Is 'Reputation Management' Hype?

Hack Anthony Hilton commenting on the HP debacle poses the question:

What is fascinating is that for all the yapping of the dogs the caravan moved serenely on ­ the Hewlett Packard share price which had been at a three-year high before the eruption, continued to test new high ground throughout.

The share price said that the damage to the company's reputation did not matter as long as it continued to do good business.

It raises the question of whether boards worry too much about reputation and its associated risks. It has become a cliche to say that reputation is the major risk to today's global corporation and this fear has fuelled a mighty expansion in spending on public relations to put a suitable gloss on corporate behaviour. Is it money which needed to be spent? The Hewlett Packard experience would suggest not.
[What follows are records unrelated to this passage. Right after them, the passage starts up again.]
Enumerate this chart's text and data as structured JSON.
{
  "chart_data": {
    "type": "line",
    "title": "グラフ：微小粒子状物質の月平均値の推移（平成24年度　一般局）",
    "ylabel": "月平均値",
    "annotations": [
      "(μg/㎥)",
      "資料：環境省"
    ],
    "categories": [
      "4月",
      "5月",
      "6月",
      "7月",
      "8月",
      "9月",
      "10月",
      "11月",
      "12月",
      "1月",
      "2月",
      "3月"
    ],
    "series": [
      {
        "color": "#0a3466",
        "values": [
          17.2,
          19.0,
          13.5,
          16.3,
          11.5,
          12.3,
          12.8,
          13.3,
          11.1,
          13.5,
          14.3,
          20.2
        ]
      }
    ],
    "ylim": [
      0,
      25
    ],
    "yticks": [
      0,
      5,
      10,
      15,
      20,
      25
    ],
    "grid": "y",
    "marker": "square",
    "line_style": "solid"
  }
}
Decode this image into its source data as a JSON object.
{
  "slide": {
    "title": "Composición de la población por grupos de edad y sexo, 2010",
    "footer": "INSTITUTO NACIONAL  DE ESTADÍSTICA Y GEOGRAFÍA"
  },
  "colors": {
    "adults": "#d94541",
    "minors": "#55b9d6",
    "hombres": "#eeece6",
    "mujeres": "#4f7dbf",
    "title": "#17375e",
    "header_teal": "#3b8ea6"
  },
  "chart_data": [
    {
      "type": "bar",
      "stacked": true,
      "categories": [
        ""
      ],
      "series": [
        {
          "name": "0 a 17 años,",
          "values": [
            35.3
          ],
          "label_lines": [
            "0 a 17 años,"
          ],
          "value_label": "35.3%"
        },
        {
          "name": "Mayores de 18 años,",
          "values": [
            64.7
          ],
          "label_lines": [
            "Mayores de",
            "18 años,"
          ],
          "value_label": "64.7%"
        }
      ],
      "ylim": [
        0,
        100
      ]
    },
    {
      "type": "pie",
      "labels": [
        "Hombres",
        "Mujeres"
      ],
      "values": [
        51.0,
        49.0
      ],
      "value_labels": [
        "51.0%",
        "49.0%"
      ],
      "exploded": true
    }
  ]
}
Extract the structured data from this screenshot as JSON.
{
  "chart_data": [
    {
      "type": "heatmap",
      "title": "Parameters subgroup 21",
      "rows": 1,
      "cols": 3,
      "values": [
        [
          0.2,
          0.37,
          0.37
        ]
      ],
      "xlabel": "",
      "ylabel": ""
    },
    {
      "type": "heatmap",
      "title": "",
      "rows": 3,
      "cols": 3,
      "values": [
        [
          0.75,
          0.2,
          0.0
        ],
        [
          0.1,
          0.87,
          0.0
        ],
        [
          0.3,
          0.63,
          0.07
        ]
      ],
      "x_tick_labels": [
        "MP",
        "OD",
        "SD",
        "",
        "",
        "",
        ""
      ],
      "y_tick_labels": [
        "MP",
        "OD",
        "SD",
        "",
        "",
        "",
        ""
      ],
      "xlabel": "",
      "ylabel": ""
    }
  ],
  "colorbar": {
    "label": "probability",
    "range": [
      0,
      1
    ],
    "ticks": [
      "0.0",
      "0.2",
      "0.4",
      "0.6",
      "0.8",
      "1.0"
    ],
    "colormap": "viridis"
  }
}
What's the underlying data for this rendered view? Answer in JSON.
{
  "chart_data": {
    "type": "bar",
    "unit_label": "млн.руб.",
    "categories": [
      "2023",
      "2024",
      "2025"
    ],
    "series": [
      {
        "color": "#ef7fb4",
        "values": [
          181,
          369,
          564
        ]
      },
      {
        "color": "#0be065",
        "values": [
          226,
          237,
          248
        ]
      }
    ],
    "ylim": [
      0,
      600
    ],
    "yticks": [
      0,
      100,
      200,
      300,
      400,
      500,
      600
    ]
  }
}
Well, a simplistic view. But very close to home. Hilton, of course, has a shabby mind and can't grasp the role of Public Relations, imagining it as the sort of spin he puts into his stories and which he calls 'Journalism'.

We can start off with how to define an organisation is it the nexus of contracts (Coarse) or Nexus of conversations (Sonsino) or the nexus of relationships (Phillips)?

If of contracts, the contract between the board, shareholders and employees is all that is holding the company together when the simple contract of trust is brocken. If of conversations then for some stakeholders these must be trivial and irelevant to their needs now and trivial does not seem to matter to the shareholders or does it. But if of relationships then they are more powerful than the board might believe and the company can survive.

So this is more about relationship management that reputation management.

Among the values attributed to an organisation are elements of trust which are among many more. Some are brand values (owned by people not companies), some are about needs fulfilment, some are social and the most powerful are emotional. It is a treasure trove of many values.

The Relationship Value Model makes it clear that reputation is about what the organisation does not what it says.